Sinkhole near the Withlacoochee River. (Photograph by Richard E. Krause, U.S. Geological Survey.)
When Prof. Don Thieme gave a talk for WWALS at VSU 9 October 2013, he showed pictures of an example of this, the Cherry Creek Sink, which he said formed within about a month.
Back to USGS:
The original wells for Valdosta were near the city, in the areas where the aquifer contains a high percentage of river water. The city completed a new set of water-supply wells in the well field indicated in Figure E-1, in an area where the aquifer contains a relatively low percentage of river water. Even with this added level of assurance, it is still necessary to protect the surface waters that supply the aquifer. The source area of concern for ground water is the entire Withlacoochee River Basin upstream from Valdosta.
Bad news if you live downstream south of US 84 in Brooks or Lowndes or Florida.
And not just downstream. According to the City of Valdosta’s Water Treatment web page (I added the bolded emphasis),
Where Does Your Water Come From
The City of Valdosta obtains its water supply from eight (8) wells that are drilled into an underground layer of porous, water bearing limestone known as the Upper Floridan Aquifer. This limestone layer lies under most of South Georgia and all of Florida. Generally, the aquifer is able to provide a prolific supply of good clean water. In Valdosta, the top of the aquifer lies approximately 200 feet below ground surface and the City’s wells are drilled an additional 200 feet into the limestone. The Floridan Aquifer in the area of Valdosta and Lowndes County is known as a karst aquifer. This is an aquifer that has cracks, underground solution channels, and caverns. These cracks can provide a route to allow contaminants to enter the aquifer, move about in the aquifer and alter the water supply and can cause special challenges for the City’s water system.
Note in that last sentence: “move about in the aquifer“. Remember that while the proposed Sabal Trail crossing of the Withlacoochee River just south of US 84 is southward and downstream on the river from Valdosta’s water wells, the water flow in the aquifer underground doesn’t necessarily flow in the same direction. Various city, county, and private uses of aquifer water could cause undergound flow to go in different directions from the river flow. And as you can see in another USGS figure below, it was already doing that in 1980.
Figure 60 Map
showing potentiometric contours and ground-water movement in the Floridan aquifer system in 1980 (608K)
There’s quite a bit of scientific literature about how water actually does move underground here in various directions at various levels, and how that has been affected over time by wells, sinkholes, and other disturbances of the fragile karst limestone substrate of the Floridan Aquifer.
Do we really want a company from Houston poking under our Withlacoochee River for their profit, leaving us all the hazards?

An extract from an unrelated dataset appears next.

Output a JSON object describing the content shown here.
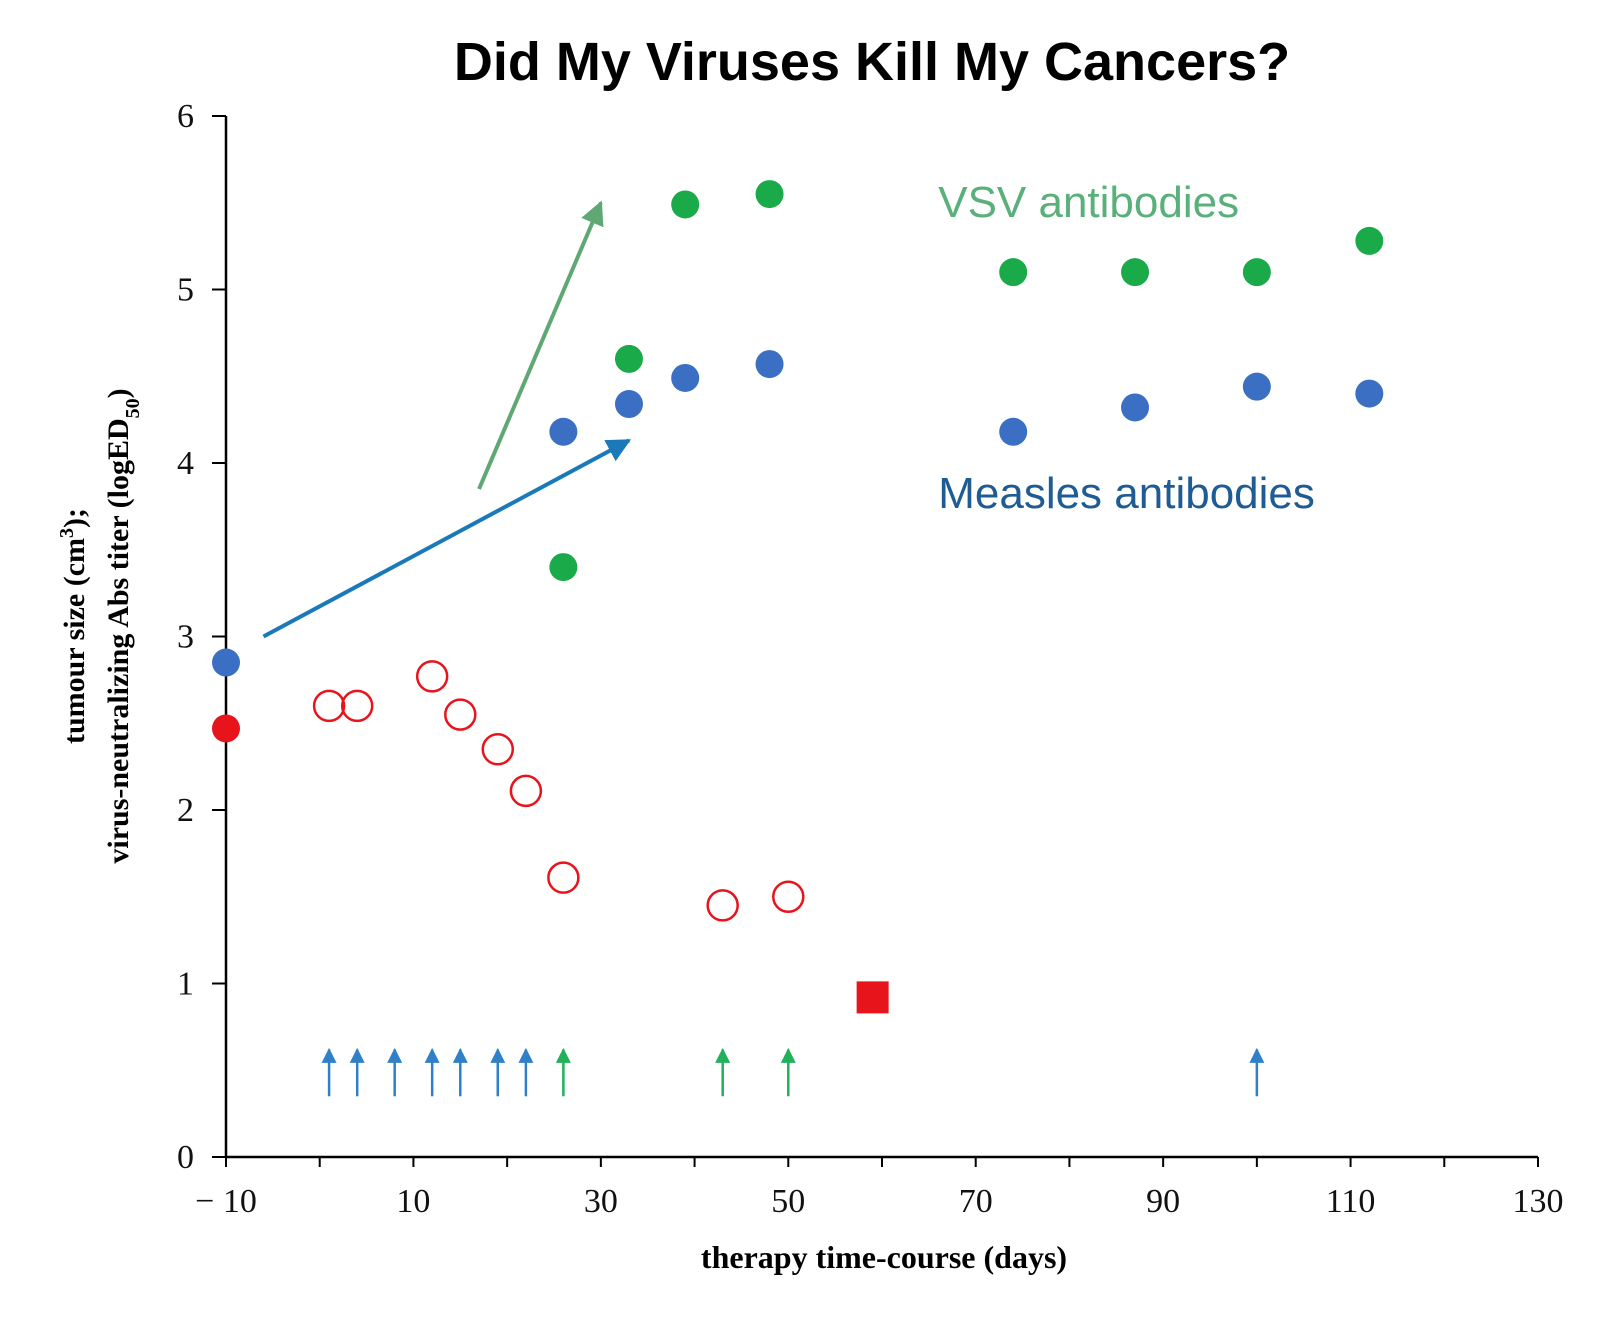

You can come paddle with WWALS past the other place Sabal Trail proposes to poke under the Withlacoochee River, and under the Suwannee River, on the WWALS outing 21 September 2014.
And remember, even though Sabal Trail is now making noises about moving off the Withlacoochee River in Florida, it has made no sound about moving off the Withlacoochee River in Georgia at the Brooks-Lowndes County border. Maybe we should ask it again to do so.